The phenomenon is more common in women than men, with the Framingham Study finding that 5.8% of men and 9.6% of women suffered from it.
There is a familial component to primary Raynaud's, and presentation is typically before 30. Smoking worsens frequency and intensity of attacks, and there is a hormonal component. Sufferers are more likely to have migraine and angina than controls.
Secondary Raynaud's has a number of associations:
- Connective tissue disorders:
- Obstructive disorders
- jobs involving vibration, particularly drilling
- exposure to the dye vinyl chloride
- exposure to the cold (e.g. by working packing frozen food)
It is important to realise that Raynaud's can herald these diseases by periods of more than 20 years in some cases, making it effectively their first presenting symptom. This can be the case in the CREST syndrome, of which Raynaud's is a part.
The condition causes painful, pale, cold extremities. This is often distressing, impinges on quality of life, and is potentially dangerous
Unilateral Raynaud's, or that which is present only in the hands or feet, is almost certainly secondary, as primary Raynaud's is a systemic condition. However, a patient's feet may be affected without their realising.
!!Investigations A careful history will often reveal whether the condition is primary or secondary. Once this has been established, investigations are largely to identify or exclude possible secondary causes.
- Digital artery pressure: pressures are measured in the digital arteries before and after cooling the hands. A drop of 15mmHg or more is diagnostic.
- Doppler ultrasound: to assess flow
- Full blood count: this can reveal a normocytic anaemia suggesting the anemia of chronic disease or renal failure
- Urea & Electrolytes: this can reveal renal impairment
- Thyroid function tests: this can reveal hypothyroidism
- An autoantibody screen, tests for rheumatoid factor, ESR and CRP, which may reveal specific causative illnesses or a generalised inflammatory process
- Nail fold vasculature: this can be examined under the microscope
Treatment options are dependent on the type of Raynaud's present. Raynaud's syndrome is treated primarily by addressing the underlying cause, but includes all options for Raynaud's disease as well. Treatment of primary Raynaud's focusses on avoiding triggers:
- Avoidance of any environmental triggers, e.g. cold, drilling, etc. (although emotional stress is a recognised trigger, it tends to be impossible consciously to avoid).

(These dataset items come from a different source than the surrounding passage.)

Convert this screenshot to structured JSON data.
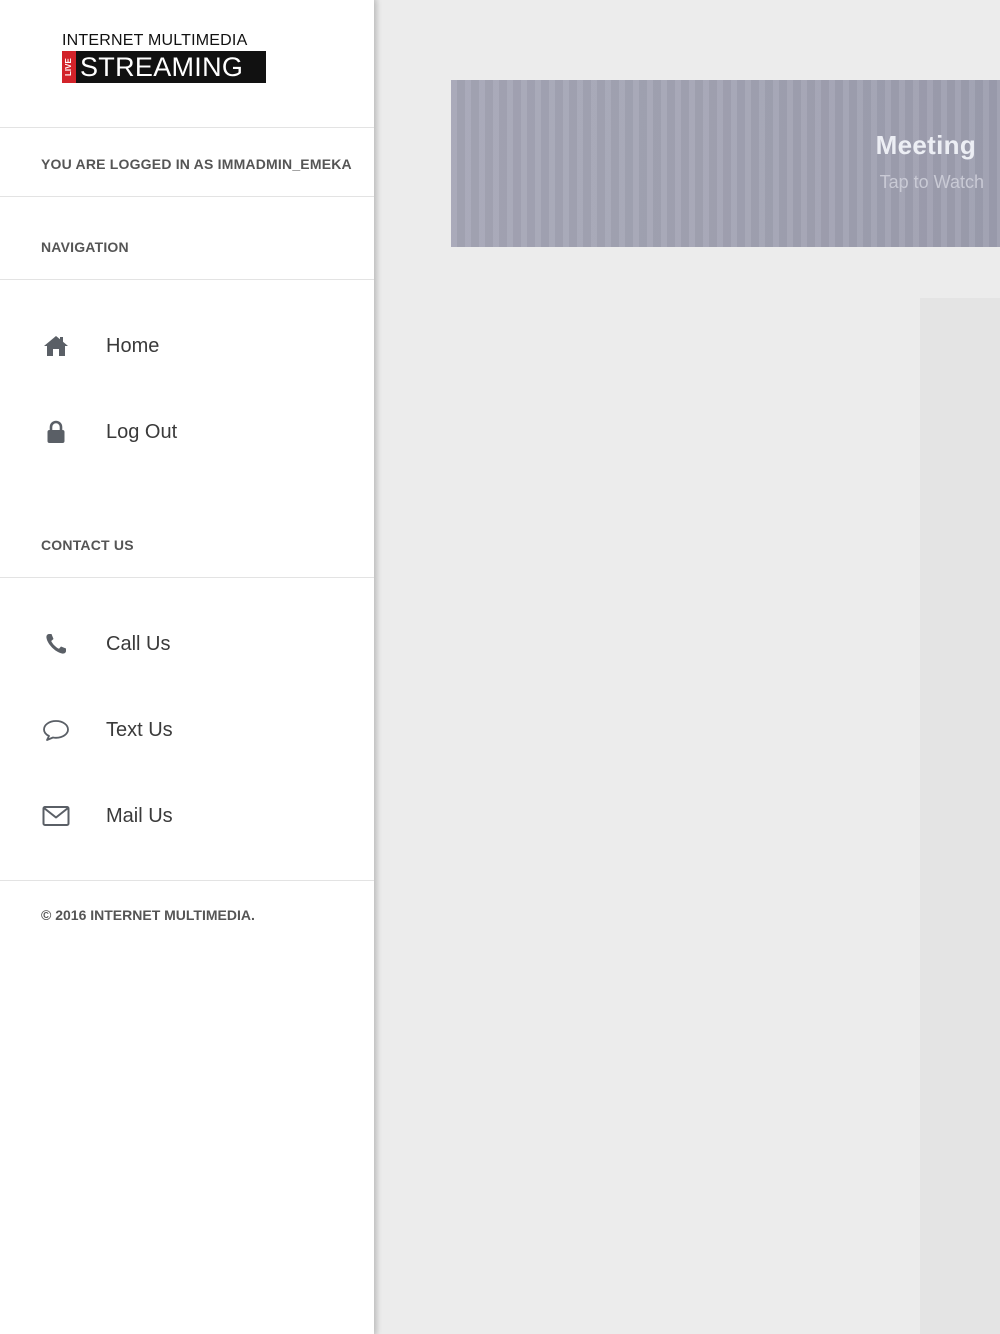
{
  "logo": {
    "top_line": "INTERNET MULTIMEDIA",
    "live_tag": "LIVE",
    "bottom_line": "STREAMING"
  },
  "drawer": {
    "logged_in_text": "YOU ARE LOGGED IN AS IMMADMIN_EMEKA",
    "navigation_header": "NAVIGATION",
    "nav_items": [
      {
        "label": "Home",
        "icon": "home-icon"
      },
      {
        "label": "Log Out",
        "icon": "lock-icon"
      }
    ],
    "contact_header": "CONTACT US",
    "contact_items": [
      {
        "label": "Call Us",
        "icon": "phone-icon"
      },
      {
        "label": "Text Us",
        "icon": "chat-bubble-icon"
      },
      {
        "label": "Mail Us",
        "icon": "mail-icon"
      }
    ],
    "footer": "© 2016 INTERNET MULTIMEDIA."
  },
  "main": {
    "banner_title": "Meeting",
    "banner_subtitle": "Tap to Watch"
  },
  "colors": {
    "icon": "#5a5f66",
    "text": "#3a3a3a",
    "section_label": "#555555",
    "live_red": "#d2232a"
  }
}
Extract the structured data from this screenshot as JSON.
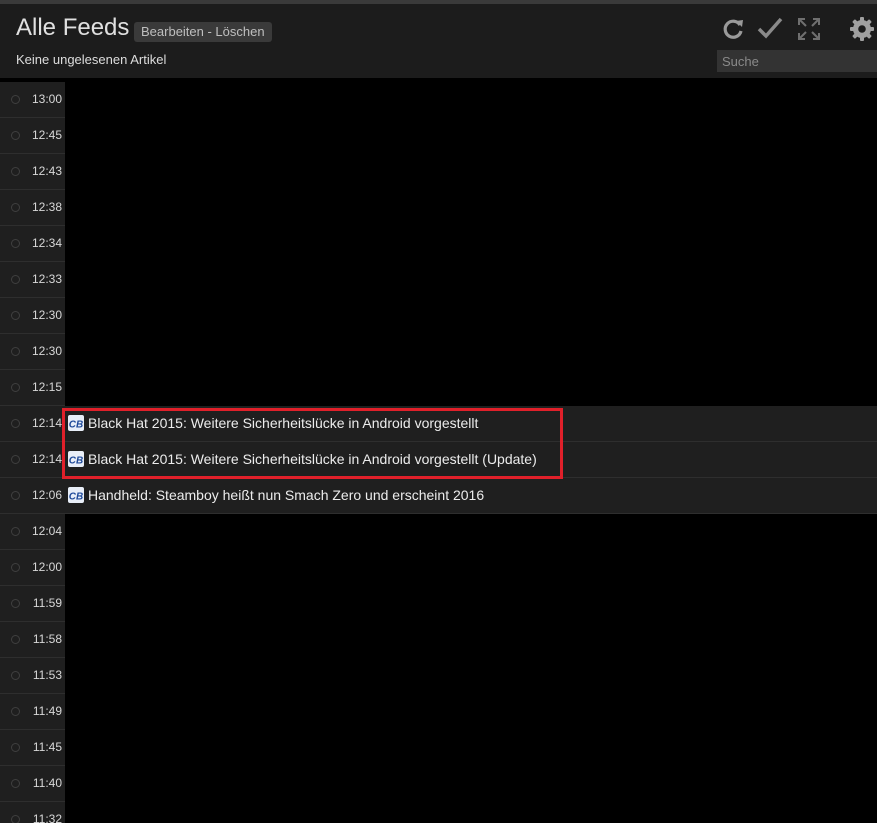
{
  "header": {
    "title": "Alle Feeds",
    "actions_label": "Bearbeiten - Löschen",
    "subtitle": "Keine ungelesenen Artikel",
    "search_placeholder": "Suche",
    "icons": [
      "refresh-icon",
      "checkmark-icon",
      "fullscreen-icon",
      "gear-icon"
    ]
  },
  "feed_icon_text": "CB",
  "colors": {
    "highlight": "#e0202a",
    "background": "#000000",
    "row": "#1f1f1f"
  },
  "rows": [
    {
      "time": "13:00"
    },
    {
      "time": "12:45"
    },
    {
      "time": "12:43"
    },
    {
      "time": "12:38"
    },
    {
      "time": "12:34"
    },
    {
      "time": "12:33"
    },
    {
      "time": "12:30"
    },
    {
      "time": "12:30"
    },
    {
      "time": "12:15"
    },
    {
      "time": "12:14",
      "title": "Black Hat 2015: Weitere Sicherheitslücke in Android vorgestellt"
    },
    {
      "time": "12:14",
      "title": "Black Hat 2015: Weitere Sicherheitslücke in Android vorgestellt (Update)"
    },
    {
      "time": "12:06",
      "title": "Handheld: Steamboy heißt nun Smach Zero und erscheint 2016"
    },
    {
      "time": "12:04"
    },
    {
      "time": "12:00"
    },
    {
      "time": "11:59"
    },
    {
      "time": "11:58"
    },
    {
      "time": "11:53"
    },
    {
      "time": "11:49"
    },
    {
      "time": "11:45"
    },
    {
      "time": "11:40"
    },
    {
      "time": "11:32"
    }
  ]
}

- Warm clothing for the extremities, e.g. mittens.
- Hormone regulation and assessment of the type of oral contraceptive pill taken, if any. Contraception which is low in oestrogen is preferable, and the progesterone only pill is often prescribed.
- Smoking cessation.
- Drug treatment is normally with a calcium channel blocker, frequently nifedipine to prevent arterioconstriction. It has the usual side effects of headache, flushing, and ankle oedema, and patients often stop treatment, preferring the symptoms of Raynaud's to the symptoms of the drug.
- There is some evidence for Angiotensin II receptor antagonists (often Losartan) in reduction of frequency and severity of attacks.
- In intractable cases, sympathectomy and infusions of prostaglandins may be tried, with amputation in exceptionally severe cases.